Совсем чуть поколебавшись, Юля закатала трикотажные рукава, открыв руки, сначала левую, потом правую. Отметины были на предплечье и выше локтя тоже виднелись. Небольшие полукруги, следы зубов. Мелких, молочных. Но шрамы глубокие, отчётливые. Раз, два, три… С первого взгляда София насчитала семь укусов. Она с трудом проглотила ком в горле.
– Как… Как это?…
– Они плохо заживали. Воспалились. Я антибиотик покупала, в аптеке, мазала…

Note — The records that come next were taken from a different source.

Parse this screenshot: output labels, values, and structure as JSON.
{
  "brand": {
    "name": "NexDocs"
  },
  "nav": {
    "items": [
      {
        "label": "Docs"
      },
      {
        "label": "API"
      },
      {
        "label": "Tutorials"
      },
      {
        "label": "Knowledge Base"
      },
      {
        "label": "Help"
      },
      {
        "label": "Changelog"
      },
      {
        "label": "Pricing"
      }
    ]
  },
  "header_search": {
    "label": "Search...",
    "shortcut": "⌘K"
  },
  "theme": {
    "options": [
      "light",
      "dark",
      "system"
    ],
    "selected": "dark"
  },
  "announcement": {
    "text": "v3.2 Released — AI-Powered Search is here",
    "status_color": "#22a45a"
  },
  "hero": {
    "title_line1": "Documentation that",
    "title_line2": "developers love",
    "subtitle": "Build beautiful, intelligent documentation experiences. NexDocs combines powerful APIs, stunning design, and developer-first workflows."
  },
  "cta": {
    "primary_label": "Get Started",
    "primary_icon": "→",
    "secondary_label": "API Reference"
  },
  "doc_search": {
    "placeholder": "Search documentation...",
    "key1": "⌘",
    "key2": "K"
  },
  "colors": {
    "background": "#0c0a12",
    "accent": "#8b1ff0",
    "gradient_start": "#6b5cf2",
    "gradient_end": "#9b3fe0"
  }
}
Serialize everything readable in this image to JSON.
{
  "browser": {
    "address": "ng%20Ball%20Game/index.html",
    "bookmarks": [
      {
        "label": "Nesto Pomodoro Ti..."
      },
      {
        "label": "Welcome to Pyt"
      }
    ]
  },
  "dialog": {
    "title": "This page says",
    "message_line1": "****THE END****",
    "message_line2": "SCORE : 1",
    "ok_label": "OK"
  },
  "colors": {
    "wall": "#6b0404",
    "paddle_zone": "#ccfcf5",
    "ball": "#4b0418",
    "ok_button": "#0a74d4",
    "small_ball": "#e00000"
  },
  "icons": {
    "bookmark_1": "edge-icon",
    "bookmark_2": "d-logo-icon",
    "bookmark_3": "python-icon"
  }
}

– Юля. Давай позовём твою маму, и попросим её… – София перевела дыхание. – Я думаю, что твою сестру тоже нужно показать специалисту, ей нужна диагностика.… Я не работаю с малышами, и…
– Вы не поняли, – Юля подняла голову, и от её жёсткого взгляда Софии стало не по себе. – Моя сестра умерла до моего рождения.
София почувствовала озноб, будто бы по спине провели куском льда. Она подвинула по столу к девочке бумагу и ручку.
– Нарисуй!
4.
Москва встретила гулом, солнцем, свежей майской зеленью, ещё не уставшей от городской пыли. Полянский заметил, что Белякова навела чистоту и нажарила котлет к его возвращению. Из графика не выбивалась, значит, у них со Светланой Геннадьевной не получилось уехать в дом отдыха на две недели, как планировали.
Он завтракал. Сложно было отследить самый важный момент: когда свежий ванильный сухарь с изюмом, наполовину погружённый в чашку, наберёт идеальное количество сладкого чая с молоком. Чтоб был и не твёрдым в серединке, и не расползался в кашу. Лакомство обещало настоящее удовольствие.
Предвкушение испортил резкий стук в дверь, звук громкий, решительный и настойчивый. С досадой цыкнув, Тимофей переложил сухарь из чая на блюдце, и вздохнув, пошёл открывать.
София уверенно шагнула в прихожую. Он только набрал воздуха для приветствия, но она остановила его жестом:
– Так! Полянский! Чтобы я не передумала, сейчас ничего не говорите десять секунд!
Она приподняла обе руки, сжала пальцы в кулаки, затем стала разгибать по одному, отсчитывая время. Ошарашенный внезапным вторжением, Тимофей следил за этим необычным таймером, одновременно разглядывая неожиданную гостью.
Он не видел Софию всего две недели, а в ней столько перемен. Волосы ровно отрезаны, но всё ещё ниже плеч. Теперь от концов растянулся жёлто-золотистый градиент. Красный нравился ему больше. Прошлый раз она была в куртке, джинсах и ботинках (под которыми погибли его очки). А сейчас на ней надето светло-серое платье с бледным лимонным принтом мелких листьев. Треугольный вырез красиво подчёркивает шею. Прямой силуэт, мягкие складки струящегося трикотажа, подол закрывает колени. Талию резко рисует серый пояс. Ноги в туфлях: носки закрыты, крепкие каблуки и тонкий изящный ремешок с пряжкой на щиколотке. И на ней наверняка чулки, а не колготки. Восхитительная женщина! Особенно, когда молчит!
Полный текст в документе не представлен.